O relatório recomenda uma transformação dos sistemas alimentares para reduzir o custo de alimentos nutritivos e aumentar a acessibilidade a dietas saudáveis. Embora as soluções específicas sejam diferentes de país para país, e mesmo dentro deles, as respostas gerais estão em intervenções ao longo de toda a cadeia de suprimento de alimentos, no ambiente alimentar e na economia política que molda as políticas de comércio, despesa pública e investimento.

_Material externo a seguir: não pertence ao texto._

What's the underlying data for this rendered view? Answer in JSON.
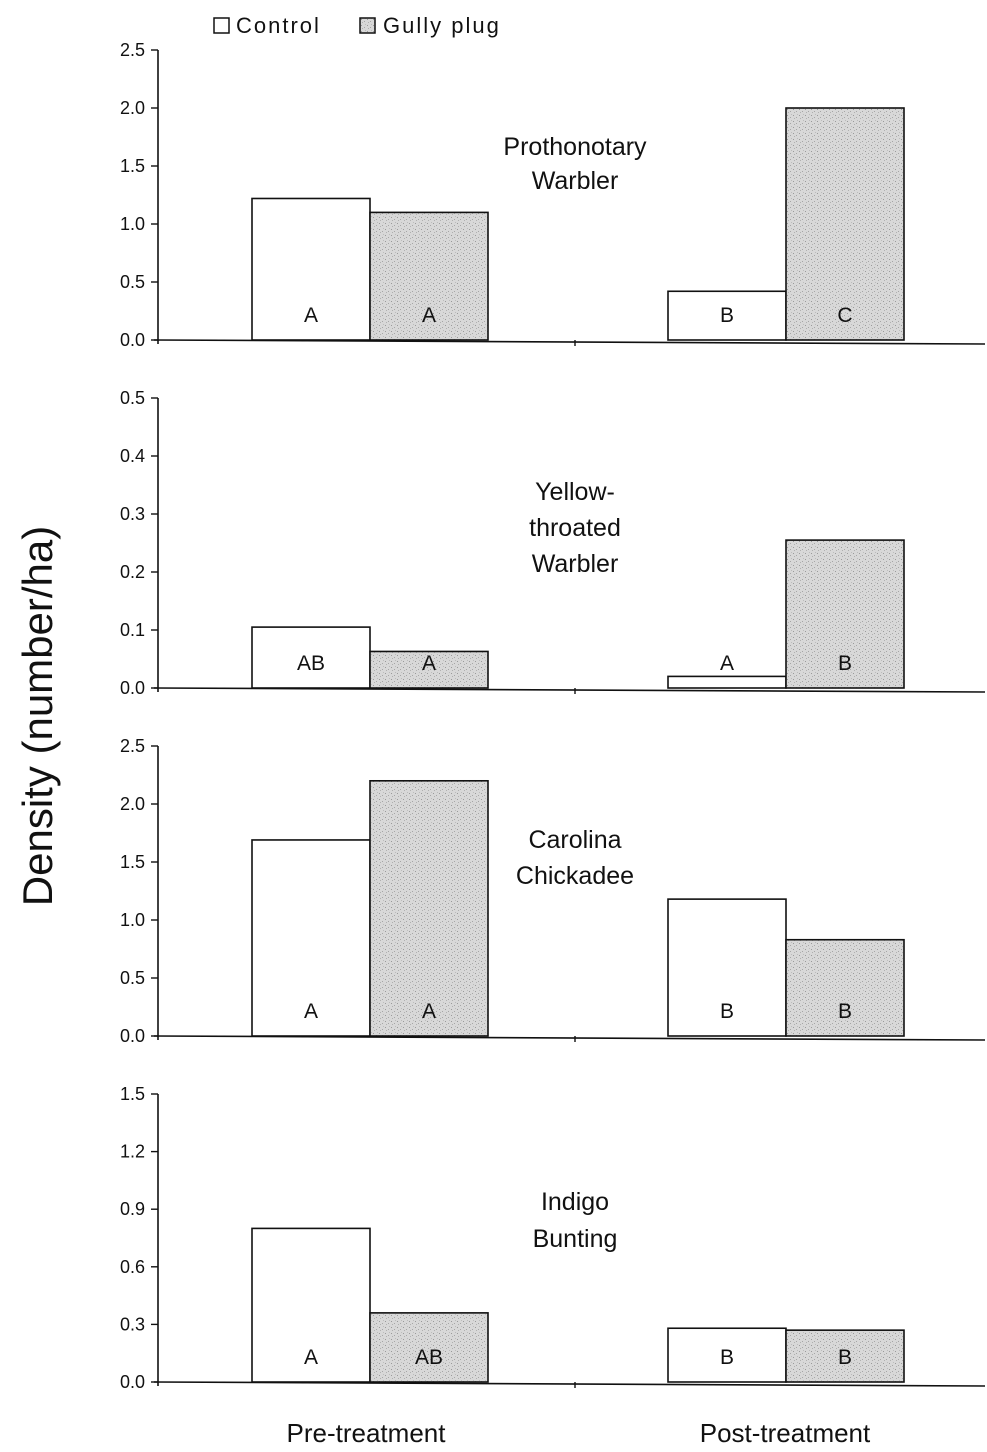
{
  "chart_data": {
    "type": "bar",
    "ylabel": "Density (number/ha)",
    "categories": [
      "Pre-treatment",
      "Post-treatment"
    ],
    "legend": [
      {
        "name": "Control",
        "color": "#ffffff"
      },
      {
        "name": "Gully plug",
        "color": "#d6d6d6"
      }
    ],
    "colors": {
      "control": "#ffffff",
      "gully_plug": "#d6d6d6",
      "axis": "#111111"
    },
    "panels": [
      {
        "species_line1": "Prothonotary",
        "species_line2": "Warbler",
        "ylim": [
          0,
          2.5
        ],
        "yticks": [
          "0.0",
          "0.5",
          "1.0",
          "1.5",
          "2.0",
          "2.5"
        ],
        "series": [
          {
            "name": "Control",
            "values": [
              1.22,
              0.42
            ],
            "letters": [
              "A",
              "B"
            ]
          },
          {
            "name": "Gully plug",
            "values": [
              1.1,
              2.0
            ],
            "letters": [
              "A",
              "C"
            ]
          }
        ]
      },
      {
        "species_line1": "Yellow-",
        "species_line2": "throated",
        "species_line3": "Warbler",
        "ylim": [
          0,
          0.5
        ],
        "yticks": [
          "0.0",
          "0.1",
          "0.2",
          "0.3",
          "0.4",
          "0.5"
        ],
        "series": [
          {
            "name": "Control",
            "values": [
              0.105,
              0.02
            ],
            "letters": [
              "AB",
              "A"
            ]
          },
          {
            "name": "Gully plug",
            "values": [
              0.063,
              0.255
            ],
            "letters": [
              "A",
              "B"
            ]
          }
        ]
      },
      {
        "species_line1": "Carolina",
        "species_line2": "Chickadee",
        "ylim": [
          0,
          2.5
        ],
        "yticks": [
          "0.0",
          "0.5",
          "1.0",
          "1.5",
          "2.0",
          "2.5"
        ],
        "series": [
          {
            "name": "Control",
            "values": [
              1.69,
              1.18
            ],
            "letters": [
              "A",
              "B"
            ]
          },
          {
            "name": "Gully plug",
            "values": [
              2.2,
              0.83
            ],
            "letters": [
              "A",
              "B"
            ]
          }
        ]
      },
      {
        "species_line1": "Indigo",
        "species_line2": "Bunting",
        "ylim": [
          0,
          1.5
        ],
        "yticks": [
          "0.0",
          "0.3",
          "0.6",
          "0.9",
          "1.2",
          "1.5"
        ],
        "series": [
          {
            "name": "Control",
            "values": [
              0.8,
              0.28
            ],
            "letters": [
              "A",
              "B"
            ]
          },
          {
            "name": "Gully plug",
            "values": [
              0.36,
              0.27
            ],
            "letters": [
              "AB",
              "B"
            ]
          }
        ]
      }
    ]
  }
}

O estudo chama os governos a integrarem a nutrição em suas abordagens à agricultura; trabalharem para reduzir os fatores que aumentam os custos na produção, armazenamento, transporte, distribuição e comercialização de alimentos – inclusive reduzindo ineficiências e perdas e desperdícios de alimentos; apoiarem os pequenos produtores locais no cultivo e venda de alimentos mais nutritivos e garantir seu acesso aos mercados; priorizarem a nutrição infantil como a categoria de maior necessidade; promoverem a mudança de comportamento por meio da educação e comunicação; e incorporarem a nutrição nos sistemas nacionais de proteção social e estratégias de investimento.
Os chefes das cinco agências das Nações Unidas por trás do relatório declaram seu compromisso de apoiar essa mudança importante, garantindo que ela se desenvolva “de maneira sustentável, para as pessoas e o planeta”.